At the headquarters, Jake is notified that he has to pay $10,000 to end the contract or be a benefactor for the company, which he refuses. They decide to infiltrate NutriBoom to find evidence behind the possible homicide of the CEO David Stovelman's wife Debbie, with the help of comedian and filmmaker Jay Chandrasekhar (playing himself), who is forced to be the face of NutriBoom's ads. However, they find that Debbie (Kate Butler) is alive and secretly running the organization, having paid a private company to make her disappear and avoid federal investigation. She taunts Jake that the company has no actual proof of their activities and that she will never be arrested. She bribes him to back down, but he refuses and reports her to the FBI. NutriBoom starts surveilling Jake and Amy Santiago (Melissa Fumero) to intimidate them.
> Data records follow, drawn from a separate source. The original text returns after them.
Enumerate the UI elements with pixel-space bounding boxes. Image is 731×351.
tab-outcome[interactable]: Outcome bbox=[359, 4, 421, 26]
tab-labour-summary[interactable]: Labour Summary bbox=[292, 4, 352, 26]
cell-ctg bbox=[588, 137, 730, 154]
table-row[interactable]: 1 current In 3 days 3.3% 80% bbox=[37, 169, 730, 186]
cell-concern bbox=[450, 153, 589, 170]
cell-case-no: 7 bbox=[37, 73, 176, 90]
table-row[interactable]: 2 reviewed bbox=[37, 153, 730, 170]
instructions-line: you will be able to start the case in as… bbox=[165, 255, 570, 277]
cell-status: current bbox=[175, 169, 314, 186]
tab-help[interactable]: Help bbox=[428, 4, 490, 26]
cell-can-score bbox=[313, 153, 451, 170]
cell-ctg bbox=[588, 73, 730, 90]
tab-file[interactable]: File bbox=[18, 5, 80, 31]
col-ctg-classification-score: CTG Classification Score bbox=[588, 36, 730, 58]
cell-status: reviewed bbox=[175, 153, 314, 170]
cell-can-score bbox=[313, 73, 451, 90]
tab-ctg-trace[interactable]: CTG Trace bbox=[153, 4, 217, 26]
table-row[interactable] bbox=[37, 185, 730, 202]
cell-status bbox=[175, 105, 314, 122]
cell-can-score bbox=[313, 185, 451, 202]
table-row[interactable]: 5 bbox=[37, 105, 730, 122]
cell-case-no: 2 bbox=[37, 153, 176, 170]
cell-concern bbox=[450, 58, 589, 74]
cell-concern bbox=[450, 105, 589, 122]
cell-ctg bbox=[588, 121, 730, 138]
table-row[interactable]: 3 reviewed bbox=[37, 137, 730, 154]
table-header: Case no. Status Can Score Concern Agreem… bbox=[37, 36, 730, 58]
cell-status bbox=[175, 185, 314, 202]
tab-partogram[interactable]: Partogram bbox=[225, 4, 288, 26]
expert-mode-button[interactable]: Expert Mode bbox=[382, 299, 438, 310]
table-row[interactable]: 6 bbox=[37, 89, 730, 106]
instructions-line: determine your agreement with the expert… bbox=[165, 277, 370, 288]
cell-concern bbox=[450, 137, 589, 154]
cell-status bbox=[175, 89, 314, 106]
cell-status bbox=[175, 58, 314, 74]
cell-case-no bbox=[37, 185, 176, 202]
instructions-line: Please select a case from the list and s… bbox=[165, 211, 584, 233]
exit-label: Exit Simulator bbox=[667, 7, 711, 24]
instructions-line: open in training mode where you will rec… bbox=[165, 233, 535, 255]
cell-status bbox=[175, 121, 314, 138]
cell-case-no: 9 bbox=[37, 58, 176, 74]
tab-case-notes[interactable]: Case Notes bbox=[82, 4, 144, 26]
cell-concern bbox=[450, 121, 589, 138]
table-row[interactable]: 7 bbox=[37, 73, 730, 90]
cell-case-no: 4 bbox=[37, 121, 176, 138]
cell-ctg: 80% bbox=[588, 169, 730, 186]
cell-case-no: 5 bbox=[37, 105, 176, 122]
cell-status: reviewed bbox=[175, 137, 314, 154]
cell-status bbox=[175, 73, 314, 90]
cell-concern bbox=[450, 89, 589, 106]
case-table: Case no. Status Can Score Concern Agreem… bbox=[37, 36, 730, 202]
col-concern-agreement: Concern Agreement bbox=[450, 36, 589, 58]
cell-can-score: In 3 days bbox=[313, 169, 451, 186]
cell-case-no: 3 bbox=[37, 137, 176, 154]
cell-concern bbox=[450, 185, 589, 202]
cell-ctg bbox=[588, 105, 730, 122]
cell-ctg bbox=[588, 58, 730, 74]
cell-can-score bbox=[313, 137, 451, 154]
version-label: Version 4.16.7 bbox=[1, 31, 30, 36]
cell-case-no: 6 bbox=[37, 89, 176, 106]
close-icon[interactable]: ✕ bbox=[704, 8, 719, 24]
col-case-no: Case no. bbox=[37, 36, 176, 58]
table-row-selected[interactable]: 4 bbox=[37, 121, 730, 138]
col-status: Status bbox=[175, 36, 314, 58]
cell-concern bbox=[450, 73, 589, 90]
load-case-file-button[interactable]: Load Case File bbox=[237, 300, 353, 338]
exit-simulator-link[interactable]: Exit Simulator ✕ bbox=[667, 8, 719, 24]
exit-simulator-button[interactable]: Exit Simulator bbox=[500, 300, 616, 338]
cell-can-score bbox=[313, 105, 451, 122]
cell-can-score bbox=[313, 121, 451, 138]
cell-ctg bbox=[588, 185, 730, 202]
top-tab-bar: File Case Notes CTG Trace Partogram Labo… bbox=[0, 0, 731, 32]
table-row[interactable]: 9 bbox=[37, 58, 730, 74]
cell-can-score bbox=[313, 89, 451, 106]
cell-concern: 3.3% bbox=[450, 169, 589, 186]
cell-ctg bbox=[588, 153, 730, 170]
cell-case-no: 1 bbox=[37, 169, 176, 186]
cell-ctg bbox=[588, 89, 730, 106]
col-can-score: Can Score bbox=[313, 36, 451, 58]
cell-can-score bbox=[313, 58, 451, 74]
Meanwhile, Amy officially becomes Sergeant and begins her course by teaching new recruits on the precinct. However, she finds one of the recruits, Gary Jennings (Drew Tarver) very annoying and an upbeat overachiever. Seeing that he is a version of herself during her early days, Amy tries different ways to avoid Gary, to no success. She consults Rosa Diaz (Stephanie Beatriz), Terry Jeffords (Terry Crews), and Gina Linetti (Chelsea Peretti) for further suggestions, but they all fail or backfire. Raymond Holt (Andre Braugher) advises her to listen to Gary's ideas, like he did with her. Eventually, Amy apologizes to Gary for her behavior and decides to listen to him more.

==Reception==
===Viewers===
In its original American broadcast, "NutriBoom" was seen by an estimated 1.79 million household viewers and gained a 0.8/3 ratings share among adults aged 18–49, according to Nielsen Media Research. This was slight increase in viewership from the previous episode, which was watched by 1.74 million viewers with a 0.8/3 in the 18-49 demographics. This means that 0.8 percent of all households with televisions watched the episode, while 3 percent of all households watching television at that time watched it. With these ratings, Brooklyn Nine-Nine was the third highest rated show on FOX for the night, beating The Last Man on Earth, but behind Bob's Burgers and The Simpsons, fifth on its timeslot and ninth for the night, behind Little Big Shots, Bob's Burgers, The Simpsons, 60 Minutes, America's Funniest Home Videos, American Idol, a James Comey interview, and the 53rd Academy of Country Music Awards.

===Critical reviews===
"NutriBoom" received positive reviews from critics. LaToya Ferguson of The A.V. Club gave the episode a "B+" grade and wrote, "Obviously, 'NutriBoom' proves that line of thinking wrong. Somewhere in between the levels of Brooklyn Nine-Nine bringing Jake's Addams Family rap back in 'The Box' and announcing the results of Amy's Sergeant exam in 'The Puzzle Master' is 'NutriBoom.' And looking back now, it actually makes sense Brooklyn Nine-Nine would go back to that little pyramid scheme. After all, the Halloween Heist episodes have reached a point where the Nine-Nine crew is so consumed by the competition that they certainly wouldn't stop during it to investigate something as troubling as NutriBoom at the time. Keep in mind, 'HalloVeen' even included the bit about the founder's wife being happy and healthy, a red flag that this episode acknowledges."

Alan Sepinwall of Uproxx wrote, "The NutriBoom case, meanwhile, was a reminder of what a deep bench of recurring characters the series has created, essentially generating an entire A-story out of how Bill, the Boyle doppelganger Jake employees for the Halloween heists, is even sadder and creepier than the real Boyle. It's a nice reward to Winston Story for turning his resemblance to Joe Lo Truglio into a funny character in its own right, and having a cross between Scientology and a pyramid scheme as Jake's new recurring nemesis fits the show better tonally than the gangsters and crooked cops Brooklyn has tried so often in the past."